This is friends, we’re before the finish line. Next week there will be the final episode of “The Singer in the Mask”, where we will get to see the last three contestants exposed get with a committee. After yesterday we had another episode with a minimum of hints (really? The song is the hint? Isn’t that what it was supposed to be all season?) And with an expected exposure to Allah (in the third hint I wrote here: it’s Itzik Cohen, Sophie) and in fact, the fact that Dvir Bendek has not We had one surprise, it seems to me that it is unnecessary to decipher my last guesses (reminder: Tzachi Halevi the rooster, Rinat Gabay the dragonfly and Uri Sasson the falafel). If so, today I will dedicate the recap to the stars of the show who are not hidden under a suffocating mask.
The casting of the judges’ table looks promising at the beginning of the season: a diverse and wide panel of music, entertainment, culture and fun people. But as the season progressed we saw the judges’ table fall into place, with repetitive and exhausting jokes (Dawn with “Dis is Amazing” and Static with the voice box in Russian) and conduct expected even more than the revelations: Ofira will state for sure who she knows (and then be wrong) Because she lives next to him / does a kiddush with him / was with her on the show / once saw him in the urinal, my side will shout that it is not this and then he will recognize by his knees, Shahar will throw a guess unrelated to life and only static comes to work.
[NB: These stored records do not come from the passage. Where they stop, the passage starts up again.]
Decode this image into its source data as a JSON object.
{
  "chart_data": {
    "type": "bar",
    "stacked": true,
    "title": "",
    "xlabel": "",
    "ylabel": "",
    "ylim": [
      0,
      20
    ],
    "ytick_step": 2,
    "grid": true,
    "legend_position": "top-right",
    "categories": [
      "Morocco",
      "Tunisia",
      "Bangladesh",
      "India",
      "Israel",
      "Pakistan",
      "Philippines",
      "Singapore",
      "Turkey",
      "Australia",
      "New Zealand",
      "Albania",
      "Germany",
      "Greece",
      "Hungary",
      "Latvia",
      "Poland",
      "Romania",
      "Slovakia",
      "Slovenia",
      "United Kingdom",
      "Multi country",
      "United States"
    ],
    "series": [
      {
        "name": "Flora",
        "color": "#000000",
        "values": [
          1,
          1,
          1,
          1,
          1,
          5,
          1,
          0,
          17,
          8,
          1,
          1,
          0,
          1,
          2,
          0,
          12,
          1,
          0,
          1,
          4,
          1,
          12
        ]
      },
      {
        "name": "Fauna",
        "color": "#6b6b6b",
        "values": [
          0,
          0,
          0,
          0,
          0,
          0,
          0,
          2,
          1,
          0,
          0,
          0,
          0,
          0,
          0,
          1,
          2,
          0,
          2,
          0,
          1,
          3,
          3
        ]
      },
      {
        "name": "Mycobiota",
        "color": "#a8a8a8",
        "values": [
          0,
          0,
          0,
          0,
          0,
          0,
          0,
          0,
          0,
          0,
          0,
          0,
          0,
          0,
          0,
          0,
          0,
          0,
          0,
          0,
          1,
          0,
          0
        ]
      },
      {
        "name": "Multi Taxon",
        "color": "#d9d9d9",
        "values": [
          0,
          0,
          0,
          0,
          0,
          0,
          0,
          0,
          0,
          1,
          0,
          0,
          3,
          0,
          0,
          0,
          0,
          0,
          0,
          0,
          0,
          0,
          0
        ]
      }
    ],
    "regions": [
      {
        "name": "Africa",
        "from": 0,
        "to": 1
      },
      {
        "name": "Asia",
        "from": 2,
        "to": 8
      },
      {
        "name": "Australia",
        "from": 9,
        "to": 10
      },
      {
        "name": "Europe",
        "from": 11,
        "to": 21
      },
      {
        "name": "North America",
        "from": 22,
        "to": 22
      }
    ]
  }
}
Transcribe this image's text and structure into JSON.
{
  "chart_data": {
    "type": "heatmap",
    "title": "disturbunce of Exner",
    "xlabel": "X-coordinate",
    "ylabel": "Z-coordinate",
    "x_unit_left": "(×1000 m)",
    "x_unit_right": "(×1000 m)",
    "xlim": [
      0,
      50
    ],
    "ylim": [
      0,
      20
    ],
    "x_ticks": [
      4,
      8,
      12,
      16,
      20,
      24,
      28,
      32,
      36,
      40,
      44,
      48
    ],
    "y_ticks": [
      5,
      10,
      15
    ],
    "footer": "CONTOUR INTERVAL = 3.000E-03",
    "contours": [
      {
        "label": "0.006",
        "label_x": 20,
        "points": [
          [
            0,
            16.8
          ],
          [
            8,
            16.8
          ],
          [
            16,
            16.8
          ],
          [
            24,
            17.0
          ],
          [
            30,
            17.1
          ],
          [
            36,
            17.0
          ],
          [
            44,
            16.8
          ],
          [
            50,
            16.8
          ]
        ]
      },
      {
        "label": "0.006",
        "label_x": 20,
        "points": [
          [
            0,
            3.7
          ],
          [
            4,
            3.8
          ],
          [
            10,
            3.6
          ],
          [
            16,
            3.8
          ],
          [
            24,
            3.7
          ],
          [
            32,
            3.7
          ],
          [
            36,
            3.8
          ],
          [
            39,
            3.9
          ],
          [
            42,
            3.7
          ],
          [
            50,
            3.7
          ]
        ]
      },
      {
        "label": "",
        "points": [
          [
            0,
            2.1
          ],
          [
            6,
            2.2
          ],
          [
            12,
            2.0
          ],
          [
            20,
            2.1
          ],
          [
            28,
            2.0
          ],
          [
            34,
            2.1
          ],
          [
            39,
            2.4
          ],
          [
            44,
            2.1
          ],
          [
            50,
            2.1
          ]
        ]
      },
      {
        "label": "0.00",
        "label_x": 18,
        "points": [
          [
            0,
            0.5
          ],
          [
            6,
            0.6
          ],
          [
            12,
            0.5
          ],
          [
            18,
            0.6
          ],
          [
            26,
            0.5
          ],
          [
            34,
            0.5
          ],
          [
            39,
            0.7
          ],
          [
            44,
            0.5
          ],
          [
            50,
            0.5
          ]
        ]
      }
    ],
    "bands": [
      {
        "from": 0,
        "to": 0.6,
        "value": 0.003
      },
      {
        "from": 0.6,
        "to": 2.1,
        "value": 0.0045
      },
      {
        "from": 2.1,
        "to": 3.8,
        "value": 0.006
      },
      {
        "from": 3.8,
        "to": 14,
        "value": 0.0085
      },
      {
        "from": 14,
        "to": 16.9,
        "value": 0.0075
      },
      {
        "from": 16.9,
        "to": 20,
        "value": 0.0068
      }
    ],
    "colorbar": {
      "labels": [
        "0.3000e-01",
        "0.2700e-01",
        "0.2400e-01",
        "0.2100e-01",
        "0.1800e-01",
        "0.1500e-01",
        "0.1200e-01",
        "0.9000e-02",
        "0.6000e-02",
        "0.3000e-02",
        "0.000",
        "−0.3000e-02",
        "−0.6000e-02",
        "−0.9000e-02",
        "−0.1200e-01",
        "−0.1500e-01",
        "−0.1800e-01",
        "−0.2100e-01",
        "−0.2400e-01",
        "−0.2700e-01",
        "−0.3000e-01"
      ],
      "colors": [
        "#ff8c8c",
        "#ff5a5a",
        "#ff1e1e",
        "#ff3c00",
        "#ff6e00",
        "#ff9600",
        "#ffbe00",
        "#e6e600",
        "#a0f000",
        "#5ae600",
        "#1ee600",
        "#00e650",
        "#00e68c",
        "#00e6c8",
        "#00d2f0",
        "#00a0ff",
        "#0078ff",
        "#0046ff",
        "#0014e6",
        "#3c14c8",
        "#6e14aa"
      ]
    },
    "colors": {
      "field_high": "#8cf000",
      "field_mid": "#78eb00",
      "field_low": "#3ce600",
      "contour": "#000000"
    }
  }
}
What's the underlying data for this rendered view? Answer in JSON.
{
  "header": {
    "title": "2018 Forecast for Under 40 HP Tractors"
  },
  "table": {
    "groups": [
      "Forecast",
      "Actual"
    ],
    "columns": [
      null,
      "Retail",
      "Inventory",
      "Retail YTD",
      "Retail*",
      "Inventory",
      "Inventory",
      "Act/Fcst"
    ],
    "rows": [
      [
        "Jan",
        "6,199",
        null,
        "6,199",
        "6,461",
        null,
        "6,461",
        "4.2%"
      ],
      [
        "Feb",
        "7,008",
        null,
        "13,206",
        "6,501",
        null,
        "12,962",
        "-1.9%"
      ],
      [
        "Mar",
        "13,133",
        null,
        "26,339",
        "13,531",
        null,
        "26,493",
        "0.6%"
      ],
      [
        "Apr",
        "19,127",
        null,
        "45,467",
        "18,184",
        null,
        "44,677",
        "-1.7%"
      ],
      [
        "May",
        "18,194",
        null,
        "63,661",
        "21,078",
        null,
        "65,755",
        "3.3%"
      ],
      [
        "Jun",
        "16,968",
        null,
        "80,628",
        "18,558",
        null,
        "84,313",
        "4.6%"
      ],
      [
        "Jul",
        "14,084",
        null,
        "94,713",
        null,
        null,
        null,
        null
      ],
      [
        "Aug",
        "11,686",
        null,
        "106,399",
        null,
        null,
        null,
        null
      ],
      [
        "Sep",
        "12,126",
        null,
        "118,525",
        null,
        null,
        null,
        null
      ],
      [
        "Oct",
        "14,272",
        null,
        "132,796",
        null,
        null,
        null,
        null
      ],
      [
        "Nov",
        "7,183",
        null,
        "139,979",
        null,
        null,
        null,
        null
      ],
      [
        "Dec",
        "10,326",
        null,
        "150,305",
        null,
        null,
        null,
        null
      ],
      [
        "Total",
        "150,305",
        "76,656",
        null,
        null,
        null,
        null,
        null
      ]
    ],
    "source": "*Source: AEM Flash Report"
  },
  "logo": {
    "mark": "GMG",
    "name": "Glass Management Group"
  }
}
Before we dive into the dirt, we should start with a compliment: Static is a TV star. This was clear back in his day in “The Next Star,” but “The Singer in the Mask” showed how serious, thorough, witty and most importantly he understands how to entertain in the most natural way possible. Beyond that, he may be the only one at the judging panel who took the role seriously, provided reasons for his choices and not that I checked, but I guess he also has the highest percentage of guesses at the table. Ben El, well, is harmless but also does not add too much, and the best thing about it is without a doubt the authentic chemistry with Static.
Ofira is also an excellent entertainer, but her centrality in the judges’ table (both physically and in the amount of noise) has made her a burden. Life, soul, Barko’s eyes, it just does not make sense for you to be so determined and perfumed after you have made almost all of your guesses. At least she entertains while guessing, which is harder to say about a sturdy dawn.
I laughed at him quite a bit during the season, but the truth is he was just a disappointment. When I saw that the funniest stand-up comedian in the country (just try to challenge it) and probably the biggest improviser in the Israeli stand-up comedy comes to judge, I was sure there would be passages. Apparently the loose dawn on stage is not the same drying dryness behind the table, with awkward dad humor, off energy and a demonstrable lack of effort to guess someone makes sense. In resuscitation, they made you laugh a little, not to throw out dawnless guesses (you understand? It’s funny because you are called Dawn).
On the last judge, my sweet French side, I admit I feel a little sorry. Most of the programs he delivered as a nerve-wracking, full of frustration and self-flagellation for not being able to guess, pin a voice forward or identify people by their gait. He thought he was coming to a musical entertainment show where he could pinch an ear to a table and identify people by the vibration of their voice, but found himself surrounded by sound adaptations and hints that without Google and free time have nothing to do with. What does his catchphrase say? It is not.
In fact, the standout from the show’s cast was generally the cute Ido Rosenblum, who manages to hold the light and matter-of-fact instruction, to thread the best jokes of the season (in the last episode he shone when my side said of Michael Lewis that “he has eggs”, and Ido replied with a frozen face “we saw them” ) And hold the most pleasant and entertaining personality on screen. That someone will please let him guide any program request. Wait, talk to me in her ears. Oh sorry, no matter.
The success of last season’s ratings, and the relatively low production costs for prime-time, indicate that we will see another season. There are quite a few more things that “The Singer in the Mask” will have to change to prevent mass abandonment of viewers (for that and more, next week), but tightening and upgrading the judges’ table is undoubtedly one of the areas they will have to turn to to improve the show. With all due respect to Rosenblum’s crazy (really) costumes and charisma, they make up most of the show’s screen time, and if I’m hearing the Dawn Is Amazing of Dawn one more time I swear I’ll rip the balls off for falafel. And I do not even care to snatch an iPhone from Maori Sasson.